T Mar 14 Linear models: PCA; Dimensionality reduction [slides]
Th Mar 16 Neural networks. Word embeddings [slides]
Sun Mar 19 Homework 3 due
T Mar 21 Neural networks. Visual style classification [slides]
Th Mar 23 Ethics; Predictive policing
Fri Mar 24 Midterm reports due  
T Mar 28 No class (spring break)  
Th Mar 30 No class (spring break)  
T Apr 4 Distance models: classification (nearest neighbors) and similarity; Text reuse [slides]
Th Apr 6 Distance models: clustering (K-means; hierarchical); Genre clustering [slides] Homework 4 out.
T Apr 11 Networks: structural properties; strong and weak ties. Homophily
Th Apr 13 Networks (Rob Kuvinka)  
T Apr 18 Networks: information diffusion
Th Apr 20 Fairness and accountability
Fri Apr 21 Homework 4 due
T Apr 25 Student project presentations  
Th Apr 27 Student project presentations  
Fri May 5 Final projects due

Grading

10% Class participation
50% Homeworks (4 x 12.5%)
40% Project:
      5% Proposal/literature review
      10% Midterm report
      20% Final report
      5% Presentation

Project

The course will be capped by a semester-long collaborative project (involving 2 or 3 students), where the methods learned in class will be used to draw inferences about the world and critically assess the quality of those results. The project will be comprised of four components:

  • — Project proposal and literature review. Students will formulate a hypothesis to be examined, motivate its rationale as an interesting question worth asking, and assess its potential to contribute new knowledge by situating it within related literature in the scientific community. (2 pages; 5 sources)
  • — Midterm report. By the middle of the course, students should have a.) completed data collection; b.) established a validation strategy to be performed at the end of experimentation, and c.) present initial experimental results. (4 pages; 10 sources)
  • — Final report. The final report will include a complete description of work undertaken for the project, including data collection, development of methods, experimental details (complete enough for replication), comparison with past work, and a thorough analysis. Projects will be evaluated according to standards for conference publication—including clarity, originality, soundness, substance, evaluation, meaningful comparison, and impact (of ideas, software, and/or datasets). (8 pages)
  • — Presentation. At the end of the semester, teams will present their work in a conference-style presentation. (10-15 minutes, with time for questions).
All reports should use the ACL 2015 style files for either LaTeX or Microsoft Word.

Participation

Most classes will include discussion of an application as documented in a research paper. While everyone is expected to read these papers, one student each class will act as a discussion leader, coming prepared with questions and discussion topics for the class a whole to discuss.

Policies

Academic Integrity

All students will follow the UC Berkeley code of conduct. While the group project is a collaborative effort, all homeworks should be completed independently. All writing must be your own; if you mention the work of others, you must be clear in citing the appropriate source (For additional information on plagiarism, see here.) This holds for source code as well: if you use others' code (e.g., from StackOverflow), you must cite its source. Late homeworks will not be accepted.

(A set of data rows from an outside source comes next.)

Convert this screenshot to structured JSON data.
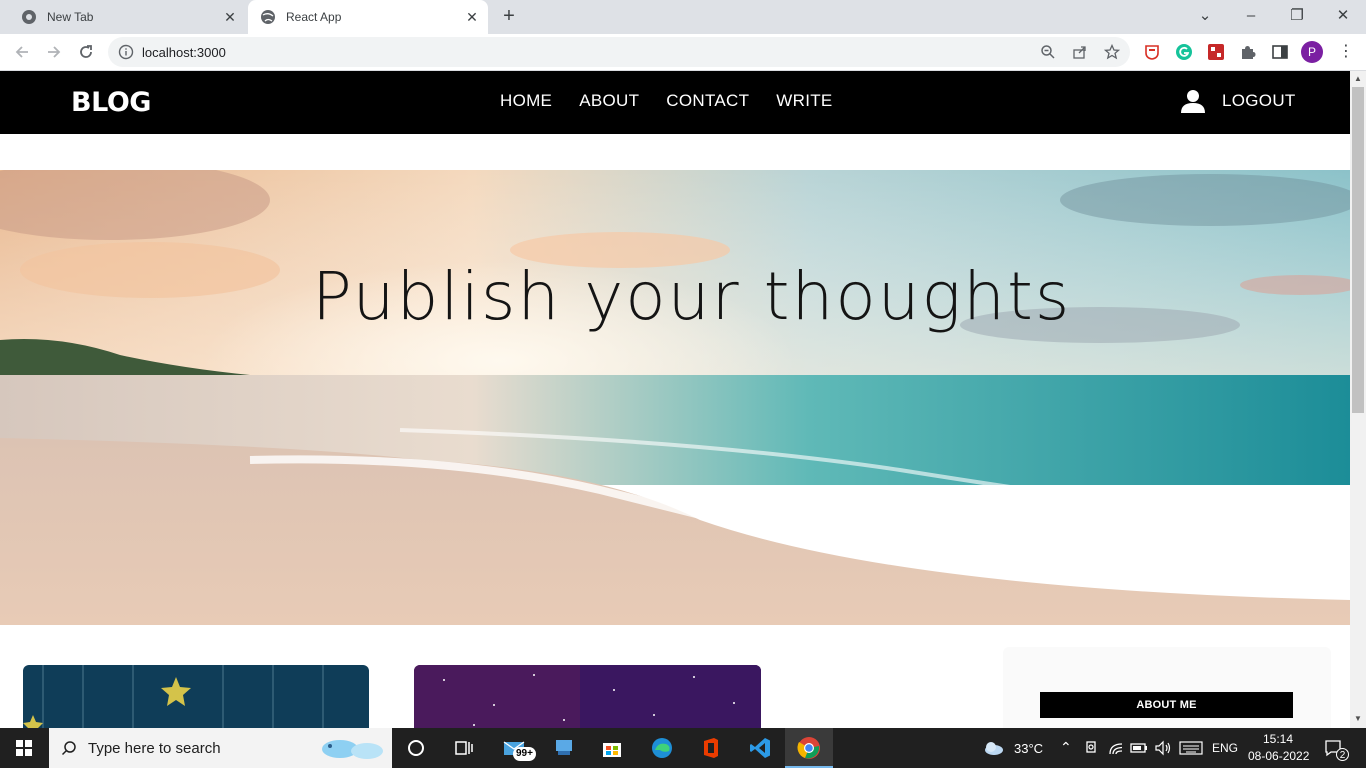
{
  "browser": {
    "tabs": [
      {
        "title": "New Tab"
      },
      {
        "title": "React App"
      }
    ],
    "url": "localhost:3000",
    "profile_initial": "P"
  },
  "site": {
    "logo": "BLOG",
    "nav": [
      "HOME",
      "ABOUT",
      "CONTACT",
      "WRITE"
    ],
    "logout": "LOGOUT",
    "hero_title": "Publish your thoughts",
    "sidebar": {
      "about_title": "ABOUT ME"
    }
  },
  "taskbar": {
    "search_placeholder": "Type here to search",
    "mail_badge": "99+",
    "weather": "33°C",
    "language": "ENG",
    "time": "15:14",
    "date": "08-06-2022",
    "notifications": "2"
  },
  "colors": {
    "topbar": "#000000",
    "taskbar": "#202020",
    "profile": "#7b1fa2"
  }
}
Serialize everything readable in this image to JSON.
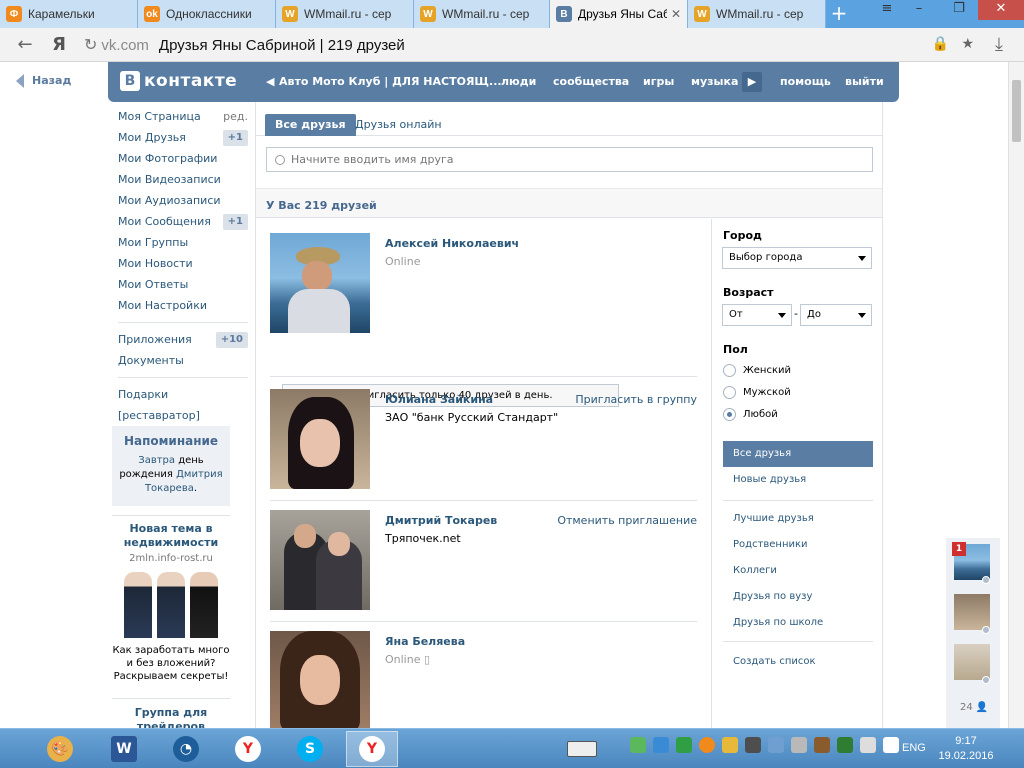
{
  "browser": {
    "tabs": [
      {
        "title": "Карамельки",
        "icon": "odnoklassniki-icon",
        "color": "#f08a1c",
        "glyph": "Ф"
      },
      {
        "title": "Одноклассники",
        "icon": "odnoklassniki-icon",
        "color": "#f08a1c",
        "glyph": "ok"
      },
      {
        "title": "WMmail.ru - сер",
        "icon": "wmmail-icon",
        "color": "#e5a428",
        "glyph": "W"
      },
      {
        "title": "WMmail.ru - сер",
        "icon": "wmmail-icon",
        "color": "#e5a428",
        "glyph": "W"
      },
      {
        "title": "Друзья Яны Саб",
        "icon": "vk-icon",
        "color": "#597da3",
        "glyph": "B"
      },
      {
        "title": "WMmail.ru - сер",
        "icon": "wmmail-icon",
        "color": "#e5a428",
        "glyph": "W"
      }
    ],
    "url_domain": "vk.com",
    "url_title": "Друзья Яны Сабриной | 219 друзей"
  },
  "page": {
    "back_label": "Назад",
    "logo_text": "контакте",
    "logo_letter": "В",
    "header_links": [
      "Авто Мото Клуб | ДЛЯ НАСТОЯЩ...",
      "люди",
      "сообщества",
      "игры",
      "музыка",
      "помощь",
      "выйти"
    ]
  },
  "left_menu": {
    "items": [
      {
        "label": "Моя Страница",
        "right": "ред."
      },
      {
        "label": "Мои Друзья",
        "badge": "+1"
      },
      {
        "label": "Мои Фотографии"
      },
      {
        "label": "Мои Видеозаписи"
      },
      {
        "label": "Мои Аудиозаписи"
      },
      {
        "label": "Мои Сообщения",
        "badge": "+1"
      },
      {
        "label": "Мои Группы"
      },
      {
        "label": "Мои Новости"
      },
      {
        "label": "Мои Ответы"
      },
      {
        "label": "Мои Настройки"
      }
    ],
    "items2": [
      {
        "label": "Приложения",
        "badge": "+10"
      },
      {
        "label": "Документы"
      }
    ],
    "items3": [
      {
        "label": "Подарки"
      },
      {
        "label": "[реставратор]"
      }
    ]
  },
  "reminder": {
    "title": "Напоминание",
    "text1": "Завтра",
    "text2": " день рождения ",
    "link": "Дмитрия Токарева",
    "text3": "."
  },
  "ad": {
    "title": "Новая тема в недвижимости",
    "domain": "2mln.info-rost.ru",
    "body": "Как заработать много и без вложений? Раскрываем секреты!",
    "next_title": "Группа для трейдеров"
  },
  "friends_tabs": [
    "Все друзья",
    "Друзья онлайн"
  ],
  "search_placeholder": "Начните вводить имя друга",
  "summary": "У Вас 219 друзей",
  "notice": "Вы можете пригласить только 40 друзей в день.",
  "friends": [
    {
      "name": "Алексей Николаевич",
      "sub": "Online",
      "action": ""
    },
    {
      "name": "Юлиана Зайкина",
      "sub": "ЗАО \"банк Русский Стандарт\"",
      "action": "Пригласить в группу"
    },
    {
      "name": "Дмитрий Токарев",
      "sub": "Тряпочек.net",
      "action": "Отменить приглашение"
    },
    {
      "name": "Яна Беляева",
      "sub": "Online ▯",
      "action": ""
    }
  ],
  "filters": {
    "city_label": "Город",
    "city_value": "Выбор города",
    "age_label": "Возраст",
    "age_from": "От",
    "age_dash": "-",
    "age_to": "До",
    "sex_label": "Пол",
    "sex_options": [
      "Женский",
      "Мужской",
      "Любой"
    ],
    "sex_selected": "Любой",
    "lists": [
      "Все друзья",
      "Новые друзья"
    ],
    "lists2": [
      "Лучшие друзья",
      "Родственники",
      "Коллеги",
      "Друзья по вузу",
      "Друзья по школе"
    ],
    "create_list": "Создать список"
  },
  "chat": {
    "unread": "1",
    "count": "24"
  },
  "taskbar": {
    "lang": "ENG",
    "time": "9:17",
    "date": "19.02.2016"
  }
}
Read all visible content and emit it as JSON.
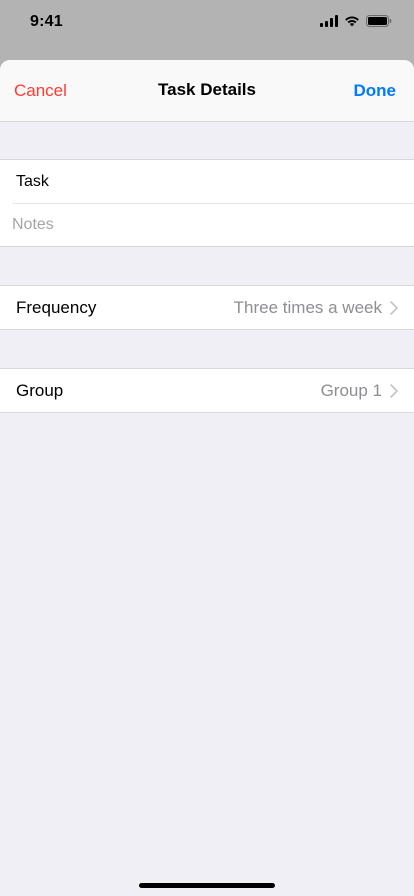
{
  "status_bar": {
    "time": "9:41"
  },
  "nav": {
    "cancel_label": "Cancel",
    "title": "Task Details",
    "done_label": "Done"
  },
  "task_section": {
    "task_value": "Task",
    "notes_placeholder": "Notes"
  },
  "frequency": {
    "label": "Frequency",
    "value": "Three times a week"
  },
  "group": {
    "label": "Group",
    "value": "Group 1"
  },
  "colors": {
    "cancel": "#ff3b30",
    "done": "#007aff",
    "secondary_text": "#8e8e93",
    "background": "#f0eff5"
  },
  "icons": [
    "signal-icon",
    "wifi-icon",
    "battery-icon",
    "chevron-right-icon"
  ]
}
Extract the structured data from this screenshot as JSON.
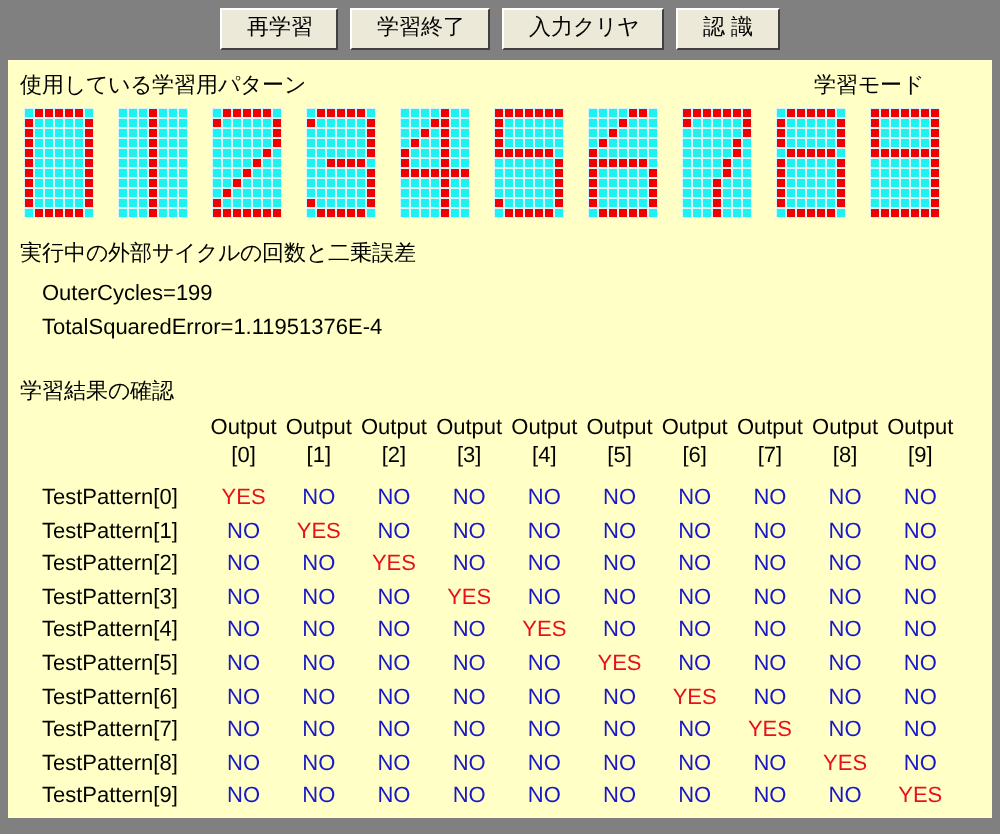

Students with Disabilities

Our goal is to make class a learning environment accessible to all students. If you need disability-related accommodations and have a Letter of Accommodation from the DSP, have emergency medical information you wish to share with me, or need special arrangements in case the building must be evacuated, please inform me immediately. I'm happy to discuss privately after class or at my office.

Late assignments

All assignments are expected to be turned in by the specified date and time. However, students are free to use a total of 2 "free days," each of which extends the due date by 24 hours. Use them wisely! Assignments turned in late after both free days have been used up with not receive credit.